Hi, On Fri, Jan 06, 2023 at 04:46:17PM -0500, Selva Nair wrote: > > On Fri, Jan 06, 2023 at 03:44:24PM +0200, Lev Stipakov wrote: > > > Compiled and slightly tested - pinged server's tunnel IPv6 address. > > > > Do we call "route" for connect networks on Windows? We do on some > > of the platforms, but for those where we do not, this is not a good > > test for "route add" functionality - as tunnel IP + subnet gets > > setup via the "ifconfig-ipv6" part (implicit route for connected net). > > Yes we do call add_route_connected_v6_net() on windows, so add_route_ipv6() > should always get exercised.
Thanks for reminding me :-)
> Though I vaguely understand why we set the address with /128 and then set
> the route for the vpn subnet with fe80::8 as the gateway for tap-windows6,
> wonder why we do this for dco as well.
Let me recap why we do this for tap-windows - for windows, this is always
an Ethernet adapter, so it wants to always do neighbour discovery (ND),
IPv6's equivalent of ARP for all "on this interface" addresses.
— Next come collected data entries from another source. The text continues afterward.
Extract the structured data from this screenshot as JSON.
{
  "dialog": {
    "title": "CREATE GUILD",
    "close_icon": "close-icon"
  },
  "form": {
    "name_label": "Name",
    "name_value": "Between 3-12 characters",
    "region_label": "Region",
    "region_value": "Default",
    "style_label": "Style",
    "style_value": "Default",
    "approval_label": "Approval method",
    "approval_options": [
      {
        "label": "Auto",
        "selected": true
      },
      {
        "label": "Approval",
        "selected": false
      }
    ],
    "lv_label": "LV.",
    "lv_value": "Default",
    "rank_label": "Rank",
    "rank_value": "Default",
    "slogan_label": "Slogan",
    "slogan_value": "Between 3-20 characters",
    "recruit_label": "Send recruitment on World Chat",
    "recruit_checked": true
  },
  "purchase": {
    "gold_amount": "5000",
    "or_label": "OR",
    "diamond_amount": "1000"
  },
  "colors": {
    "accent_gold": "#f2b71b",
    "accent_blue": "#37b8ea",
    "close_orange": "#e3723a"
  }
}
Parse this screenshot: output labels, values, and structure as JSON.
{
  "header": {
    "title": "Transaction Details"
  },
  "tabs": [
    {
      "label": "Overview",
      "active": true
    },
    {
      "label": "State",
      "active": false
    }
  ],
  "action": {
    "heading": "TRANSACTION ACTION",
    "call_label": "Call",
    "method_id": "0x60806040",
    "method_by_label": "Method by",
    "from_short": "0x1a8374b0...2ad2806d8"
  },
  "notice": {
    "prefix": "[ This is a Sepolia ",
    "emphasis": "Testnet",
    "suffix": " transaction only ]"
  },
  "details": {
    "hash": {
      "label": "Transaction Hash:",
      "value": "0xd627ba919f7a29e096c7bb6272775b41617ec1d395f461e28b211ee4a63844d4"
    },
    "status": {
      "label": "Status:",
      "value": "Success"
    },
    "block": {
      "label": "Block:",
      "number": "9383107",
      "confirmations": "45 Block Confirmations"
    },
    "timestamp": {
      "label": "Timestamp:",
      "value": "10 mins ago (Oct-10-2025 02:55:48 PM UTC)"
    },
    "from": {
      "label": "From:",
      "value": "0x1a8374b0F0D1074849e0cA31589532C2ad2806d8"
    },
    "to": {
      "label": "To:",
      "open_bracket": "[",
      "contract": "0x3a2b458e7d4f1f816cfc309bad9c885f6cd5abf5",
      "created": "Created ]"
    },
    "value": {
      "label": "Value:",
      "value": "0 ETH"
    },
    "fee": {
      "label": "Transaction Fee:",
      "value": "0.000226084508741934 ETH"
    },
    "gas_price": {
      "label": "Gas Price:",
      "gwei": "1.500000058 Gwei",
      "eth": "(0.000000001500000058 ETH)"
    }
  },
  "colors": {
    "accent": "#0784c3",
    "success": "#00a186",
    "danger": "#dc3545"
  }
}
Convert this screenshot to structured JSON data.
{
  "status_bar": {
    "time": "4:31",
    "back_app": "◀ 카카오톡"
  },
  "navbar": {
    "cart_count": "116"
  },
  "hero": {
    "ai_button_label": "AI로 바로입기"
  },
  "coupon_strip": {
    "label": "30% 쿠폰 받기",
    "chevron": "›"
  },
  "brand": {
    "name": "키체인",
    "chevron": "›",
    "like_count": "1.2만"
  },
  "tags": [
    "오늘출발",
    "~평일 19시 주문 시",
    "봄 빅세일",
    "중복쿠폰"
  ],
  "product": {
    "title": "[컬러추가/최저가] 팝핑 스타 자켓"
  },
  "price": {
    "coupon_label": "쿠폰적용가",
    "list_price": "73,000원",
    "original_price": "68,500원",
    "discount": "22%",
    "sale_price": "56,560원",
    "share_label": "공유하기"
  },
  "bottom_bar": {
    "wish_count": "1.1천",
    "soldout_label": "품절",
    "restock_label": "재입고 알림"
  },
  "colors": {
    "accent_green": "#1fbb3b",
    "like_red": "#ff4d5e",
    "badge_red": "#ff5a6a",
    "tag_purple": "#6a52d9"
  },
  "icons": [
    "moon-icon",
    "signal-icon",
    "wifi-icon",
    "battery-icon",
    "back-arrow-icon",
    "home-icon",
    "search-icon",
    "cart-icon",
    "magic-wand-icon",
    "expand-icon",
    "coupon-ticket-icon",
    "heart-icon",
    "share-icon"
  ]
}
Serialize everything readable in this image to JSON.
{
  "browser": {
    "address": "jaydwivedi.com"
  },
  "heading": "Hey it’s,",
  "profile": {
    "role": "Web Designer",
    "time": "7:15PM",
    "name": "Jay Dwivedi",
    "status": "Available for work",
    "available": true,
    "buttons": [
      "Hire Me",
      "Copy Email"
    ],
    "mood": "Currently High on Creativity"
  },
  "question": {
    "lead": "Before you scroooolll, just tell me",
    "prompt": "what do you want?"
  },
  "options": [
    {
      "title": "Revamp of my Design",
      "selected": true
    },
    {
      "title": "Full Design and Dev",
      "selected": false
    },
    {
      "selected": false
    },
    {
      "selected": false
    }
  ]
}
For "--dev tun" setups, OpenVPN does not want to deal with "Ethernet things",
so the TAP driver replies to ARP requests for "special addresses" - for
net30, OpenVPN ioctl()'s the "peer" address (which is also the gateway
address) into the TAP driver, and only this address is replied to -
admittedly, I do not know how "topology subnet" works wrt virtual ARP,
need to read up on this again.
For IPv6, I decided that having to deal with ND is easier if I could just
look at a magic number, namely fe80::8, in the tap driver code - so, we
use /128 for the ifconfig bit ("no network here, everything is behind the
gateway") and point all routing to "on this interface, fe80::8" - so for
whatever IPv6 destination, windows will only do ND for fe80::8, and the
TAP driver will reply to it, without any further help (ioctl()) from
OpenVPN.
This said, I have no idea why we do it that way for wintun and DCO -
most likely because it avoids having to add even more windows-driver-
specific special case handling in places where we are nicely generic
today.
We are not really losing anything this way, though - even though we
pretend "the interface is a multiaccess interface", it is really only
point-to-point from the OS view, including win-dco. So whatever
helps to convince windows "send the packet down this pipe" with the
least amount of code and debugging is good :-)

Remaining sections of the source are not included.